Mais voyons quelle est la définition
de Jaspers dans la Psychopathologie Générale: "Quand, au
milieu de l'évolution naturelle de la vie, se produit un changement
psychique tout à fait nouveau, il se peut que l'on ait affaire à
une phase. Mais si le changement est durable, le phénomène
est appelé processus. [Il] s'oppose par un caractère
général aux processus cérébraux. Ce caractère
est un changement de la vie psychique qui n'est accompagné
d'aucune
désagrégation de la vie mentale et dans lequel entrent
comme élément une foule de relations compréhensibles.
Nous ne connaissons pas les causes d'un semblable processus. Alors que
dans les processus organiques, les phénomènes mentaux sont
au point de vue psychologique dans une confusion complète, ici,
au contraire, plus on approfondit le cas étudié, et plus
on trouve de relations conscientes. [...] Dans les formes les moins graves,
l'évolution du sujet se poursuit comme si à un moment donné
se trouvait une discontinuité brusque du développement".
Lacan trouve donc là de quoi réfléchir en termes explicatifs,
donc de cause, d'erklärung, sans avoir besoin de se rabattre
sur une causalité organique.
|
|
A quelles caractéristiques cliniques
pouvons nous reconnaître donc ce processus? Lantéri-Laura
signale que nous nous heurtons en ce point à une discontinuité
dans la biographie.
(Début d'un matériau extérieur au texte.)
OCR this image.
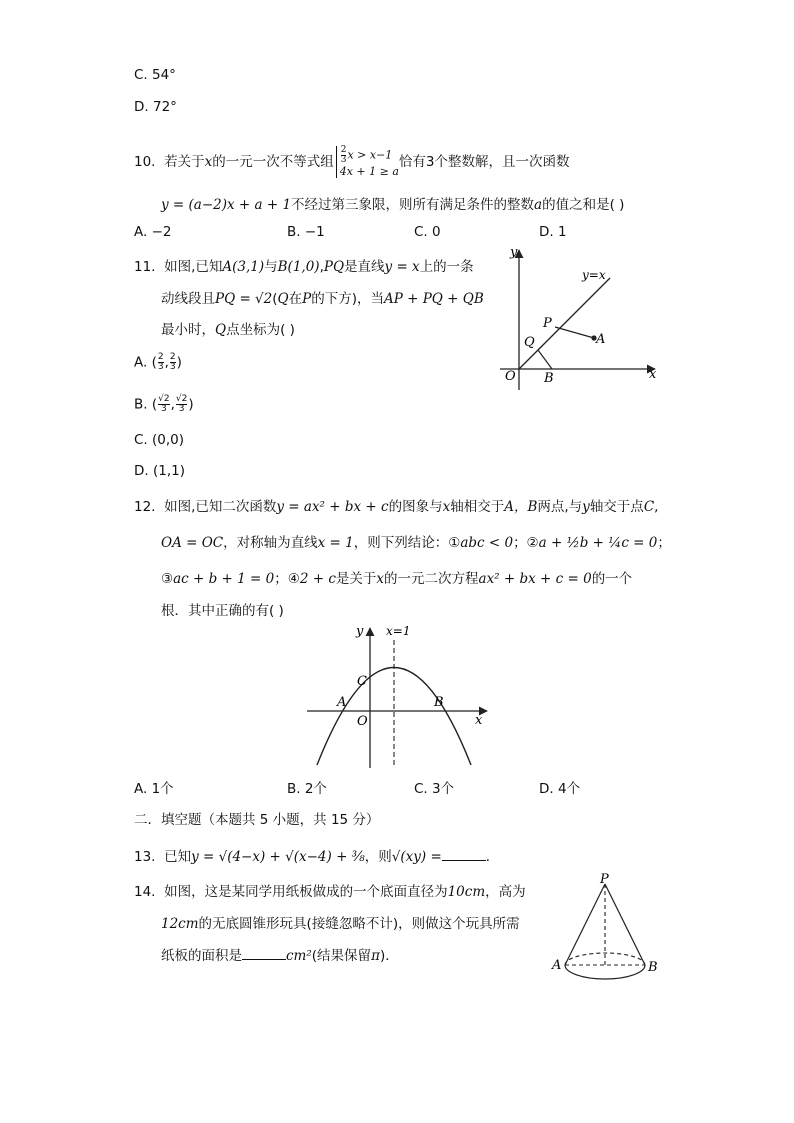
C. 54°
D. 72°
10. 若关于x的一元一次不等式组 $\frac{2}{3}$ x > x−1
4x + 1 ≥ a
恰有3个整数解，且一次函数
y = (a−2)x + a + 1不经过第三象限，则所有满足条件的整数a的值之和是( )
A. −2	B. −1	C. 0	D. 1
11. 如图,已知A(3,1)与B(1,0),PQ是直线y = x上的一条
动线段且PQ = √2(Q在P的下方)，当AP + PQ + QB
最小时，Q点坐标为( )
A. ( $\frac{2}{3}$ , $\frac{2}{3}$ )
B. ( $\frac{√2}{3}$ , $\frac{√2}{3}$ )
C. (0,0)
D. (1,1)
y
x
y=x
P
A
Q
O B
12. 如图,已知二次函数y = ax² + bx + c的图象与x轴相交于A，B两点,与y轴交于点C,
OA = OC，对称轴为直线x = 1，则下列结论：①abc < 0；②a + ½b + ¼c = 0；
③ac + b + 1 = 0；④2 + c是关于x的一元二次方程ax² + bx + c = 0的一个
根．其中正确的有( )
y x=1
C
A	B
O	x
A. 1个	B. 2个	C. 3个	D. 4个
二．填空题（本题共 5 小题，共 15 分）
13. 已知y = √(4−x) + √(x−4) + ⅜，则√(xy) =	．
14. 如图，这是某同学用纸板做成的一个底面直径为10cm，高为
12cm的无底圆锥形玩具(接缝忽略不计)，则做这个玩具所需
纸板的面积是	cm²(结果保留π)．
P
A	B
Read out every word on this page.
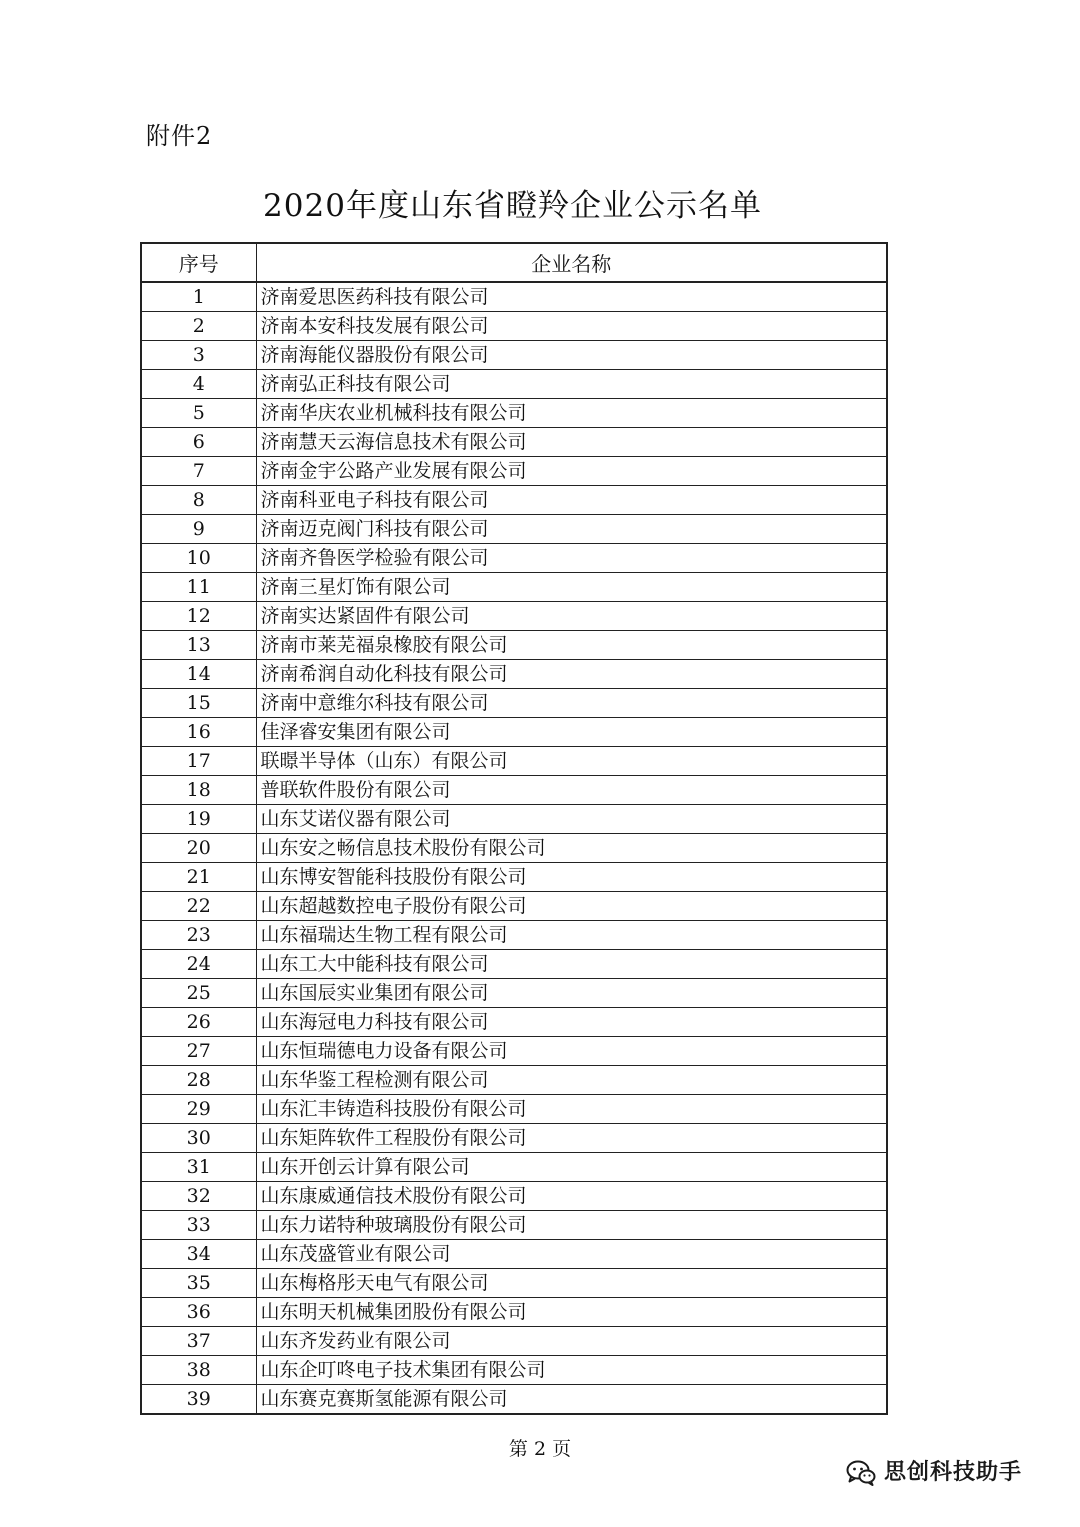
附件2
2020年度山东省瞪羚企业公示名单
序号	企业名称
1	济南爱思医药科技有限公司
2	济南本安科技发展有限公司
3	济南海能仪器股份有限公司
4	济南弘正科技有限公司
5	济南华庆农业机械科技有限公司
6	济南慧天云海信息技术有限公司
7	济南金宇公路产业发展有限公司
8	济南科亚电子科技有限公司
9	济南迈克阀门科技有限公司
10	济南齐鲁医学检验有限公司
11	济南三星灯饰有限公司
12	济南实达紧固件有限公司
13	济南市莱芜福泉橡胶有限公司
14	济南希润自动化科技有限公司
15	济南中意维尔科技有限公司
16	佳泽睿安集团有限公司
17	联暻半导体（山东）有限公司
18	普联软件股份有限公司
19	山东艾诺仪器有限公司
20	山东安之畅信息技术股份有限公司
21	山东博安智能科技股份有限公司
22	山东超越数控电子股份有限公司
23	山东福瑞达生物工程有限公司
24	山东工大中能科技有限公司
25	山东国辰实业集团有限公司
26	山东海冠电力科技有限公司
27	山东恒瑞德电力设备有限公司
28	山东华鉴工程检测有限公司
29	山东汇丰铸造科技股份有限公司
30	山东矩阵软件工程股份有限公司
31	山东开创云计算有限公司
32	山东康威通信技术股份有限公司
33	山东力诺特种玻璃股份有限公司
34	山东茂盛管业有限公司
35	山东梅格彤天电气有限公司
36	山东明天机械集团股份有限公司
37	山东齐发药业有限公司
38	山东企叮咚电子技术集团有限公司
39	山东赛克赛斯氢能源有限公司
第 2 页
思创科技助手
Ce point, que nous verrons plus tard, Lacan le baptise
de sa célèbre expression "point fécond" (1),
qui deviendra par la suite moment fécond. Cet échec de la
compréhension ne peut s'expliquer que par la mise en jeu d'un facteur
hétérogène à la compréhension. Evidemment
ce point est crucial, car l'hétérogénéité
l'est pour la compréhension et non pour l'histoire du sujet. Lacan
ne dit pas que ce processus soit indéterminée. Il est bel
et bien déterminé, et c'est en faisant appel à la
théorie freudienne qu'il mettra au point sa théorie de la
triple causalité, si bien analysée par Bertrand Ogilvie:
la cause occasionnelle constituée par le processus organique
quoique non spécifiques, la cause efficiente, soit celle
qui détermine la structure et la permanence des symptômes
à reconnaître dans les conflits vitaux, et enfin la cause
spécifique de la réaction de la psychose. Alors, discontinuité
et hétérogénéité, deux notions
qui prenant leur origine dans le processus de Jaspers, reviendront tout
au long de la pensée de Lacan pour évoquer la notion de cause.
MOMENT FECOND, PHENOMENES
ELEMENTAIRES
Comment ce processus, notion psychopathologique,
se traduit cliniquement dans le langage de la psychiatrie? A quoi est-il
identifiable ce processus psychique? A rien d'autre qu'à sa discontinuité.
Discontinuité du sens, dit Lantéri-Laura. Le processus est
l'efficace de quelque chose qui est entièrement étranger
à la compréhension. C'est un non-sens s'opposant à
la compréhension. L'essentiel du processus dépend de tout
ce qui appartient au non-sens par rapport à la compréhension
banale. Ce point et ses rapports à la signification étaient
déjà fort bien précisés dans la Psychopathologie
Générale lorsque Jaspers décrit ce qu'il appelle les
expériences délirantes primaires. Ces problèmes méritent
pour Jaspers la dénomination de
délire de signification,
tant cet aspect caractérise ces phénomènes. Symptômes
irréductibles à toute compréhension, dit aussi primaires.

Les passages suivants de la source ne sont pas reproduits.